Устремив взор к небу, Шайтан-Ага начал читать какую-то молитву на не понятном мне языке. Время шло, я уже было заскучал, как вдруг отец вскрикнул от удивления. Вслед за ним я тоже глянул в дно колодца и увидел, что в нем отражаются звезды. Вода пришла!
В воскресенье в Ханышкой приехал на «ЗИМе» - огромной чёрной легковой машине Павлик Дорошко. В отличие от отца и дяди Вани Чернова, Дорошко был огромен, его лицо словно было озарено доброй улыбкой. Он подхватил меня, и, казалось, собирается задушить. Я вообще не мог понять, почему друзья отца так любят меня тискать, целовать, как будто я девчонка.
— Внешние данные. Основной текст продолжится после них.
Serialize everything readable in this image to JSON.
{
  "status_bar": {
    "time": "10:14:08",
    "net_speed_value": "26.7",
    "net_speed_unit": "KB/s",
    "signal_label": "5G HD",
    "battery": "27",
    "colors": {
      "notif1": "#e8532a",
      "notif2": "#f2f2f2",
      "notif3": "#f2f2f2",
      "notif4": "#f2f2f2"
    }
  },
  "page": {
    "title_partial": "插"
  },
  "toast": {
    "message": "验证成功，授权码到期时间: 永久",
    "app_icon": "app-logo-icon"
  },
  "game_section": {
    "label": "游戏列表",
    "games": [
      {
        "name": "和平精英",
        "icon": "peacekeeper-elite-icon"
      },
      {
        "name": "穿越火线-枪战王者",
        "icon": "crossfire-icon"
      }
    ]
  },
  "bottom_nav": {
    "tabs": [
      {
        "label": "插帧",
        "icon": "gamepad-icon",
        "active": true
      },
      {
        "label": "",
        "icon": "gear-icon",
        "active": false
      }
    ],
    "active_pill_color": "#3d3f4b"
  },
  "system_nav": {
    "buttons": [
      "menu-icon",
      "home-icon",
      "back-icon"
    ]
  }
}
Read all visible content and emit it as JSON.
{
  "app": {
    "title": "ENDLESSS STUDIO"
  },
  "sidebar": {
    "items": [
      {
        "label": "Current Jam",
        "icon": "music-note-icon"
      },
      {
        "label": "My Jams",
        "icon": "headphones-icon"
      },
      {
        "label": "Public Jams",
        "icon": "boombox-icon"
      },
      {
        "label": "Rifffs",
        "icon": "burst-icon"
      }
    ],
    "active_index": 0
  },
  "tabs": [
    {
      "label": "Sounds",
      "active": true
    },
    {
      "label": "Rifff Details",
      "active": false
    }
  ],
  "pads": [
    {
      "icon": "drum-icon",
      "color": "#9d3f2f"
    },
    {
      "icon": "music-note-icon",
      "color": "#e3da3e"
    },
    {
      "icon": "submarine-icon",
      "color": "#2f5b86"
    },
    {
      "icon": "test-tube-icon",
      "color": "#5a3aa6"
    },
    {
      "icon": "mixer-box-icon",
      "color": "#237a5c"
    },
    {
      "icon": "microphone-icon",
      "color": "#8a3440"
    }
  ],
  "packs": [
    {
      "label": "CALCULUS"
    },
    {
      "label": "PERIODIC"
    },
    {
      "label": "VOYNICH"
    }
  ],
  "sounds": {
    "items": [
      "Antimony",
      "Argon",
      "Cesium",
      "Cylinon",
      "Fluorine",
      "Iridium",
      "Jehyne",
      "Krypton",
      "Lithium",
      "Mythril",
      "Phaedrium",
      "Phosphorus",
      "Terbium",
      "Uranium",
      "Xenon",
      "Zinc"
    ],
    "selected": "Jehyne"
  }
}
Потом приехал Иван Янис. Я уже знал, что Янис знатный водитель. Бабушка показывала нам газету «Красный Крым», в которой был портрет водителя Яниса на фоне его автобуса. Вдоль борта были нарисованы многочисленные звезды. Совсем как у летчиков-истребителей, только у них каждая звездочка означала сбитый самолет, а у Яниса - 100 000 километров без капитального ремонта.
К колодцу собралось, наверное, всё село. Все привыкли к отцу в рабочей одежде, и были поражены, увидев его в военной форме, с многочисленными орденами и медалями.
Когда достали первое ведро, Шайтан-Ага прочитал какую-то молитву и, бережно отпив один глоток, передал кружку по кругу. Все стали пробовать колодезную воду и поражаться тому, какая она была вкусная.
А потом заурчали на жаровне чебуреки, рекой полилось по стаканам вино из привезенного дядей Павликом бутыля.
Поздно вечером на большом и красивом ЗИМе мы уехали в Симферополь.
В 1956 году вышла на пенсию и переехала в Симферополь бабушка Аня. Годом позже закончилась военная служба отца, и мы вернулись в Крым.
Иногда я вспоминаю Ханышкой и думаю о старом колодце. Чистят ли его? Помнит ли кто из современных сельчан молитвы Шайтан-Аги, по-прежнему ли охраняет Ханышкойский колодец Куюн-Джан и кому из тамошних мальчишек доверена столь высокая честь - видеть днем звезды?